Computer music pioneer Max Matthews claims he is not a "musician." He had some training with some instruments, but considered himself an amateur. Not that that stopped him. He composed and created a great deal of respected music compositions and software.
On a visit to campus once he showed us his radio baton. The device consists of a flat table and a hand held stick. The device can track the three-dimensional movement of the baton relative to the table–a very early wii controller or sorts (but without nearly as fancy an accelerometer.)
The movements of the baton could control a midi device. In the demo he had for us, Matthews played through some of Beethoven's 5th. His movements along the x-plane regulated the tempo, the y-plane dynamics, and the z-plane elements of string timbre and attack.
It didn't sound that great. The radio baton hasn't really had that much of a legacy, besides the obligatory picture or paragraph in computer music histories. But the idea behind it is a very good one. Matthews told us that, as an untrained musician, he could not ever perform the music he so loved. When performing music, he explained, one always has to worry about "playing the right notes" and "playing then the right way."
The radio baton, he explained, freed a music lover to play music without having to worry about the technical details. It offered direct connection with the music, where crude swings of the baton could execute what might normally take years of practice or a stage filled with musicians. Matthews wanted that experience, that high.
Why bring this all up? On Youtube tonight (where all good grad students waste their summers) I came across a video made by, Lasse Gjertsen, a self-proclaimed amateur musician. In this video, Lasse taped himself playing different things on drums and piano. He then chopped up the recorded and footage and put together a "live performance" of him playing a complete song from these chopped up bits:
The most creative stuff sometimes comes from the least trained. I don't think that video is musically genius or groundbreaking, but it sure as hell is entertaining.

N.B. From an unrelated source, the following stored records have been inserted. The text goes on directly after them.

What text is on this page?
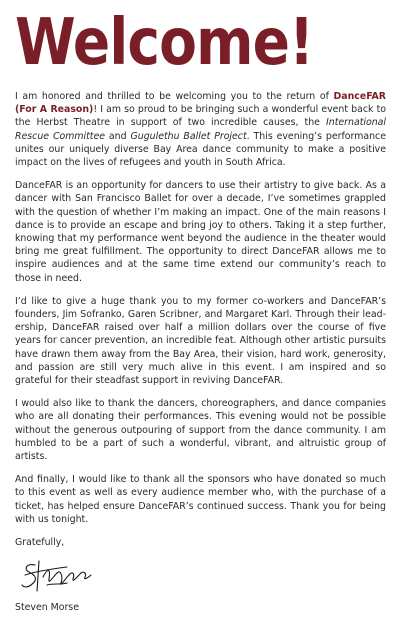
Welcome!

I am honored and thrilled to be welcoming you to the return of DanceFAR (For A Reason)! I am so proud to be bringing such a wonderful event back to the Herbst Theatre in support of two incredible causes, the International Rescue Committee and Gugulethu Ballet Project. This evening’s performance unites our uniquely diverse Bay Area dance community to make a positive impact on the lives of refugees and youth in South Africa.

DanceFAR is an opportunity for dancers to use their artistry to give back. As a dancer with San Francisco Ballet for over a decade, I’ve sometimes grappled with the question of whether I’m making an impact. One of the main reasons I dance is to provide an escape and bring joy to others. Taking it a step further, knowing that my performance went beyond the audience in the theater would bring me great fulfillment. The opportunity to direct DanceFAR allows me to inspire audiences and at the same time extend our community’s reach to those in need.

I’d like to give a huge thank you to my former co-workers and DanceFAR’s founders, Jim Sofranko, Garen Scribner, and Margaret Karl. Through their leadership, DanceFAR raised over half a million dollars over the course of five years for cancer prevention, an incredible feat. Although other artistic pursuits have drawn them away from the Bay Area, their vision, hard work, generosity, and passion are still very much alive in this event. I am inspired and so grateful for their steadfast support in reviving DanceFAR.

I would also like to thank the dancers, choreographers, and dance companies who are all donating their performances. This evening would not be possible without the generous outpouring of support from the dance community. I am humbled to be a part of such a wonderful, vibrant, and altruistic group of artists.

And finally, I would like to thank all the sponsors who have donated so much to this event as well as every audience member who, with the purchase of a ticket, has helped ensure DanceFAR’s continued success. Thank you for being with us tonight.

Gratefully,

Steven Morse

I've known plenty of musicians who worried that their training somehow squelched their creativity. There's a precept that listening to Western scales makes it impossible to think outside the equal-tempered-box, just as learning "how to play" the flute might make one adverse to doing something…i don't know…like this:
Of course you can do that and more without a conservatory education. But maybe it's easier without one. I remember in high school imaging what might happen if someone (somehow, somewhere) had a piano in their house but had never heard piano music or any Western music for that matter. What might they create? Sure, the piano is already tempered to a single scale, but besides that, blank-slate for my imaginary person.
(I was very bored in high school).
Christian Wolff didn't teach music at Dartmouth for many years. He taught Classics. He actually refused to teach music (or so I was told) on the premise that teaching people music only limits the possibilities of what they might create.
I have a very spotty music education. I'm not very good at any instruments. Yet, I fancy myself a creative composer. I sometimes wonder if my lack of education accounts for my creativity. Maybe it's just a way of explaining away my lack of training and proficiency. Not sure–I like how William Billings explained it best:
"Nature is the best Dictator, for all the hard dry studies Rules that ever was prescribed, will not enable any Person to form an Air any more than the bare Knowledge of the four and twenty Letters, and strict Grammatical Rules will qualify a Scholar for composing a Piece of Poetry…For my own Part, as I don't think myself confin'd to any Rules for Composition laid down by any that went before me…I think it is best for every Composer to be his own Carver."